Fast-Track Demerger Tax Neutrality

A primary recommendation involves extending tax neutrality to fast-track demergers under Section 233 of the Companies Act, 2013. Currently, the Income-tax Act, 2025 provides tax neutrality only to NCLT-approved demergers under Sections 230 to 232, excluding fast-track demergers that enable small or closely held companies to undertake demergers without court approval.

Demerger Type Current Tax Treatment Proposed Change
NCLT-Approved (Sections 230-232) Tax neutral Maintained
Fast-Track (Section 233) No tax neutrality Extend tax neutrality

The finance ministry's rationale for excluding fast-track demergers centers on concerns about potential valuation manipulation without court oversight. However, experts argue this approach contradicts the ease of doing business agenda, forcing genuine taxpayers to choose between transaction efficiency and tax benefits.

Contingent Consideration Clarity

Experts emphasize the need for clear taxation guidelines on earn-out, profit-linked, or contingent consideration arrangements that have become increasingly common in M&A transactions. These arrangements tie part of the sale consideration to achieving specific profitability or financial milestones.

The current legal framework lacks clarity on:

  • Taxability of contingent payments
  • Timing of taxation for such arrangements
  • Treatment of milestone-based considerations

Foreign Company Merger Anomalies

The recommendations address existing inconsistencies in foreign company merger taxation. While foreign companies enjoy capital gains tax exemptions on direct or indirect share transfers during mergers with other foreign companies, shareholders of the amalgamating company face potential capital gains liability on share swaps.

Merger Type Company Level Exemption Shareholder Level Exemption
Domestic Mergers Available Available
Foreign Company Mergers Available Not Available

This creates an anomaly compared to domestic mergers, which provide exemptions at both company and shareholder levels.

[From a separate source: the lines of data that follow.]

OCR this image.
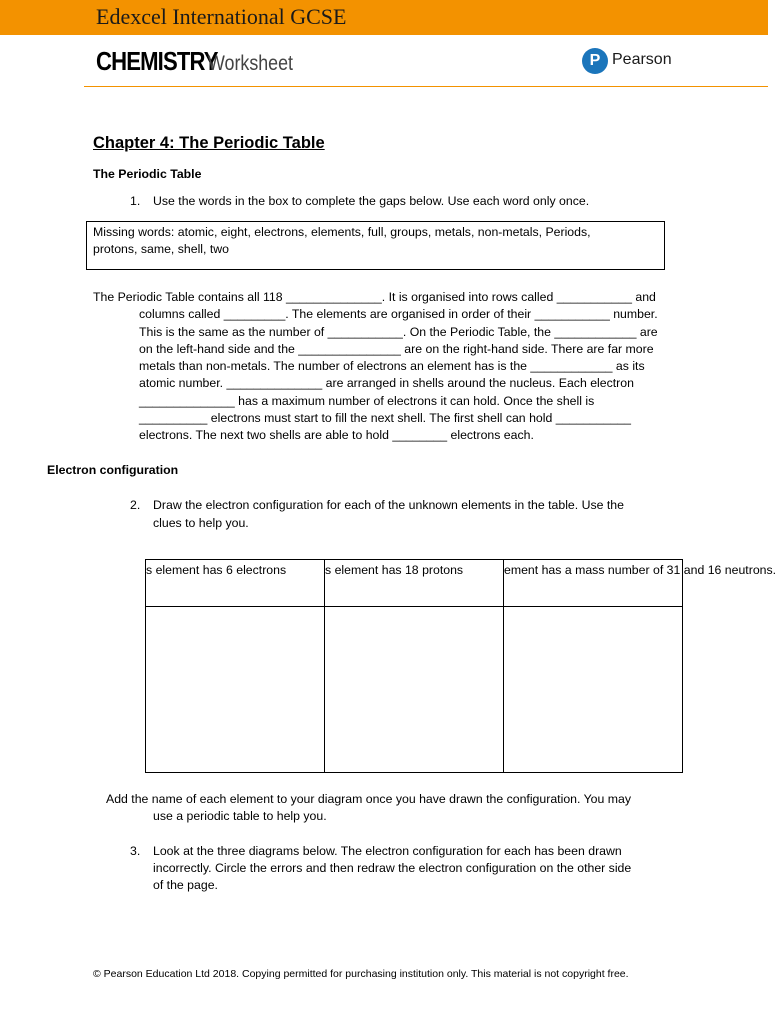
Edexcel International GCSE
CHEMISTRY
Worksheet	P Pearson
Chapter 4: The Periodic Table
The Periodic Table
1. Use the words in the box to complete the gaps below. Use each word only once.
Missing words: atomic, eight, electrons, elements, full, groups, metals, non-metals, Periods,
protons, same, shell, two
The Periodic Table contains all 118 ______________. It is organised into rows called ___________ and
columns called _________. The elements are organised in order of their ___________ number.
This is the same as the number of ___________. On the Periodic Table, the ____________ are
on the left-hand side and the _______________ are on the right-hand side. There are far more
metals than non-metals. The number of electrons an element has is the ____________ as its
atomic number. ______________ are arranged in shells around the nucleus. Each electron
______________ has a maximum number of electrons it can hold. Once the shell is
__________ electrons must start to fill the next shell. The first shell can hold ___________
electrons. The next two shells are able to hold ________ electrons each.
Electron configuration
2. Draw the electron configuration for each of the unknown elements in the table. Use the
clues to help you.
s element has 6 electrons	s element has 18 protons	ement has a mass number of 31 and 16 neutrons.

Add the name of each element to your diagram once you have drawn the configuration. You may
use a periodic table to help you.
3. Look at the three diagrams below. The electron configuration for each has been drawn
incorrectly. Circle the errors and then redraw the electron configuration on the other side
of the page.
© Pearson Education Ltd 2018. Copying permitted for purchasing institution only. This material is not copyright free.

Capital Gains Tax Rate Concerns

The recent capital gains tax regime rationalization introduced higher long-term capital gains tax rates, which experts suggest adversely impacts investor returns and exit efficiency. The increased rates potentially drive investors toward jurisdictions with more favorable tax regimes.

Key concerns include:

  • Reduced post-tax returns for investors
  • Decreased competitiveness with other investment destinations
  • Impact on foreign capital attraction

Experts recommend reducing capital gains tax rates, suggesting restoration of the earlier 10.00% rate to improve India's competitive position in attracting foreign investment.

Strategic Implementation Timeline

With the Income-tax Act, 2025 set for April 1, 2026 implementation, Budget 2026 represents the final opportunity to incorporate these amendments before the new framework takes effect. The recommendations aim to position India as a preferred destination for cross-border M&A activities while maintaining regulatory integrity and supporting corporate growth objectives.